Müller Weiss syndrome means that, for various reasons, the scaphoid, a foot bone, has very poor blood flow and is therefore becoming necrotic.

The intervention would make it possible to fix it, to block it.

He could continue walking and even play light sports without impact, but he could hardly run, jump or move laterally as tennis demands.

Surely he should leave the tracks ».

According to the doctor, his illness, Müller Weiss syndrome, is rare in young people, but many other athletes have ended up retiring because one of their bones has lost its blood supply due to trauma, for example, and its replacement is complicated.

Even some, like the skier

Lindsey Vonn

, have ended up with complications in their daily lives despite her youth.

In the case of the bone that affects Nadal, there could be another treatment, more innovative, which could perhaps allow him to continue active but...

The alternative without certainties

“In recent years, instead of arthrodeses, which are more classic, more osteotomies are being tried.

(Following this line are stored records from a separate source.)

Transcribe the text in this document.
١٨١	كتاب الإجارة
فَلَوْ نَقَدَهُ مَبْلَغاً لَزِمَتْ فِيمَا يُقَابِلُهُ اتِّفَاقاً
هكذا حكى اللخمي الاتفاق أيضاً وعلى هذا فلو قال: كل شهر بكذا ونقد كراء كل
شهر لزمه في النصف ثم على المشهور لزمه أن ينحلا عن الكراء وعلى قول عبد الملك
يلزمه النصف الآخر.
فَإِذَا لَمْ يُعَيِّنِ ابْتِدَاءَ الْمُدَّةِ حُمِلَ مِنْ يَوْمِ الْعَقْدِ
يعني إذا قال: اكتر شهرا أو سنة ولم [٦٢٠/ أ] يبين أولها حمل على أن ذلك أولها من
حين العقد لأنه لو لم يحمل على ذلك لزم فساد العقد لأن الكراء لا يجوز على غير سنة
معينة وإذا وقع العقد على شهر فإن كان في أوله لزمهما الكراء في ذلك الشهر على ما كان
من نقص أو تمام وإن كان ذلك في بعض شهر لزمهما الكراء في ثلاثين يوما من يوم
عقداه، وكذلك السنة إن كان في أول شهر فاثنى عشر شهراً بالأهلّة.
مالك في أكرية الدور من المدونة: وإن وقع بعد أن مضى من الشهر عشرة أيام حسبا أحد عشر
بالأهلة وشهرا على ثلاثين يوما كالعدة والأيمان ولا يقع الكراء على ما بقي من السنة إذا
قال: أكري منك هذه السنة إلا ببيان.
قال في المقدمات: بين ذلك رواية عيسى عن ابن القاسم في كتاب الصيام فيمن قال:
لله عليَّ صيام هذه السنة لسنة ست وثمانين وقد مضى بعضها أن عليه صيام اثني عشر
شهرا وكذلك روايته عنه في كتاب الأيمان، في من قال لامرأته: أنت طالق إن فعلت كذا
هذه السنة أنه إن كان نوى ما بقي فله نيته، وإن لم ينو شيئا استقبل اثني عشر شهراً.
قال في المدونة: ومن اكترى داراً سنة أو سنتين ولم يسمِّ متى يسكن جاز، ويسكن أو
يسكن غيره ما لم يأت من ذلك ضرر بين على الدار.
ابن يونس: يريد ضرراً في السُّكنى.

If in arthrodesis the necrotic bone is fused to fix it, in osteotomies that bone is cut and one of the two fragments is placed in a position that corrects the deformity.

In principle, an osteotomy is compatible with a sporting life, but it would be necessary to analyze the degree of affectation that his scaphoid has and it cannot be guaranteed that the pain will disappear", analyzes Dr.

Ángel Orejana

, professor of Podiatry at the Complutense University, who He was precisely present when Dr.

Ernesto Maceira

, one of the greatest experts on Müller Weiss, diagnosed Nadal years ago.

As he analyses, an osteotomy could grant the Spaniard another season of play, but the success-danger ratio may be unattractive.

At the end of the day, there is the possibility that he will have surgery, that he will have to go through a rehabilitation of between three and six months and that later his left foot will continue to hurt in each race, in each braking, in each hit.

At 36 years old -completed today-, the risk of having to retire anyway and of doing it, moreover, from home, without being able to play, is very high.

Faced with these options, perhaps in recent times it has been considered that it is better to leave it high, even with another Roland Garros title in the arms.